Looking ahead, Dalata has war-gamed the next couple of years. “We see 2021 as a rebuilding year but that won’t start to happen until after the first quarter. For our business to work, we need international traffic. We’ve done well on domestic but it’s not sustainable for the long term, particularly for Dublin.

“And then in 2022 we are looking at what we would term the new normality. That depends on how quickly international traffic comes back.”

He envisages a situation where people who used to commute into Dublin or London each day, and would rent an apartment, might switch to taking a hotel room a couple of days a week under a new hybrid working model. “It will be more economic for them and we’re beginning to see elements of that. We have to be very aware and alert to the changing needs of our customers.”

He is forecasting average occupancy levels next year of more than 70 per cent, and above 80 per cent in 2022.

“Essentially, 2021 will be all about keen pricing, across all our segments. And that is to build volume. Then, as we get into 2022, I will be back to my normalised pricing that goes on in the business, running as it should be.”

This very positive outlook is based around a vaccine being widely available and international travel resuming in a meaningful way, probably from the middle of next year onwards.

And the worst case scenario? “I haven’t done a worst case scenario at this point,” he says.

McCann was due to head away for a week's holiday in Waterford on Friday but had to cancel that when the Government announced the additional restrictions for people living in the capital. "I'm spending it in Dublin now," he says with a chuckle.

Other than a few days in Connemara, he’s done “bugger all else” by way of holidays so far this year.

The Sligo-born executive also became a grandfather for the first time during the early stages of lockdown, and he didn’t get to see baby Conor for the first month due to the restrictions in place. “I was thrilled that both mother and baby were healthy, and after that nothing else mattered.”

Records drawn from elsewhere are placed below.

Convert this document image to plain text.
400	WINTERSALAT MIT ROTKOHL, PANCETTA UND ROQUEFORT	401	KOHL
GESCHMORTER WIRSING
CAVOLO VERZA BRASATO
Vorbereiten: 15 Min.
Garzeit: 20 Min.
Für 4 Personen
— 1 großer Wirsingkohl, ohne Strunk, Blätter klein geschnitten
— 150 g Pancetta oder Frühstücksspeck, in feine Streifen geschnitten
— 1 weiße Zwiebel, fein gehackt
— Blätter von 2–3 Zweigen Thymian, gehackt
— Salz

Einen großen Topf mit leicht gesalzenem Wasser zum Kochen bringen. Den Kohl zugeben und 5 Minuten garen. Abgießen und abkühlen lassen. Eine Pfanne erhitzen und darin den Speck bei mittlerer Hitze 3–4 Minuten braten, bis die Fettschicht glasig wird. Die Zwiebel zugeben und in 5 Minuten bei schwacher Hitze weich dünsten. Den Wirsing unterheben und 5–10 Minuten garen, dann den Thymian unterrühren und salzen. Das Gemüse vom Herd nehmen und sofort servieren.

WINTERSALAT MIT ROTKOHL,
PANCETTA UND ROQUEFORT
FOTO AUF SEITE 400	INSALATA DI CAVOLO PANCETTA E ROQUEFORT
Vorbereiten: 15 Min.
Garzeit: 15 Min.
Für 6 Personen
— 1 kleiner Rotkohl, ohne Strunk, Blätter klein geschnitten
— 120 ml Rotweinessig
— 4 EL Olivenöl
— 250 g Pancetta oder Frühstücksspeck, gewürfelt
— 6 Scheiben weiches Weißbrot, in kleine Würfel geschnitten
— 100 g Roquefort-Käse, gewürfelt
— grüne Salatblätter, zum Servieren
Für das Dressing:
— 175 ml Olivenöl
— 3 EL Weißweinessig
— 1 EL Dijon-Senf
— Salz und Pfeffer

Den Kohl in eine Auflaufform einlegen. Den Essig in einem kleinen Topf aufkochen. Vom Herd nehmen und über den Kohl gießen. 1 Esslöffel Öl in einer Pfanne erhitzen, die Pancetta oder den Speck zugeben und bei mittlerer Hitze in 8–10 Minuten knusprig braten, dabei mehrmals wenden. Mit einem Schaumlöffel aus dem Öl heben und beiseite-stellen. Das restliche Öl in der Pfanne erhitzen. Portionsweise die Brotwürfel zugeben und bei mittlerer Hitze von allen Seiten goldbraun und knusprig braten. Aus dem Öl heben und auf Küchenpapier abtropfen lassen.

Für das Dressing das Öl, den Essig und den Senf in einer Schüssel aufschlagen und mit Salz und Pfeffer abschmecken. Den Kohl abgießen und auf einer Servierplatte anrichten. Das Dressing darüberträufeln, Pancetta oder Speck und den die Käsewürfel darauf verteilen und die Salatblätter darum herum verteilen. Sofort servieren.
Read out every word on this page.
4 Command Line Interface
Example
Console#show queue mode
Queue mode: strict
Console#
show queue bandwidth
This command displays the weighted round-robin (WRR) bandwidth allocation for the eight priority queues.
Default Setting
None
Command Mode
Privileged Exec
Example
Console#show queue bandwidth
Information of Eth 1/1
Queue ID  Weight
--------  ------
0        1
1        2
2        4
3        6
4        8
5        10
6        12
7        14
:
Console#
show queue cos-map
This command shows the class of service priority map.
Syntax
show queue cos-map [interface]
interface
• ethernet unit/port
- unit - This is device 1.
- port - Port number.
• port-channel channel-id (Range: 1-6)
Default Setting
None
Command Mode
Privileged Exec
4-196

McCann will be 70 next year, and has led Dalata since he co-founded the business 13 years ago. Has the pandemic delayed his retirement? “I have no plans at the moment for it. If Covid hadn’t happened I might be starting to think about things differently. With Covid, I have parked everything. It doesn’t even cross my mind,” he says.

"I feel incredibly healthy. I have the same if not more energy than I had 10 or 15 years ago and I'm up for it. As long as I have energy to do what's needed to be done then I'm going to do it. The day I stop having that energy is the day I say to [chairman] John Hennessy 'I'm out of here'."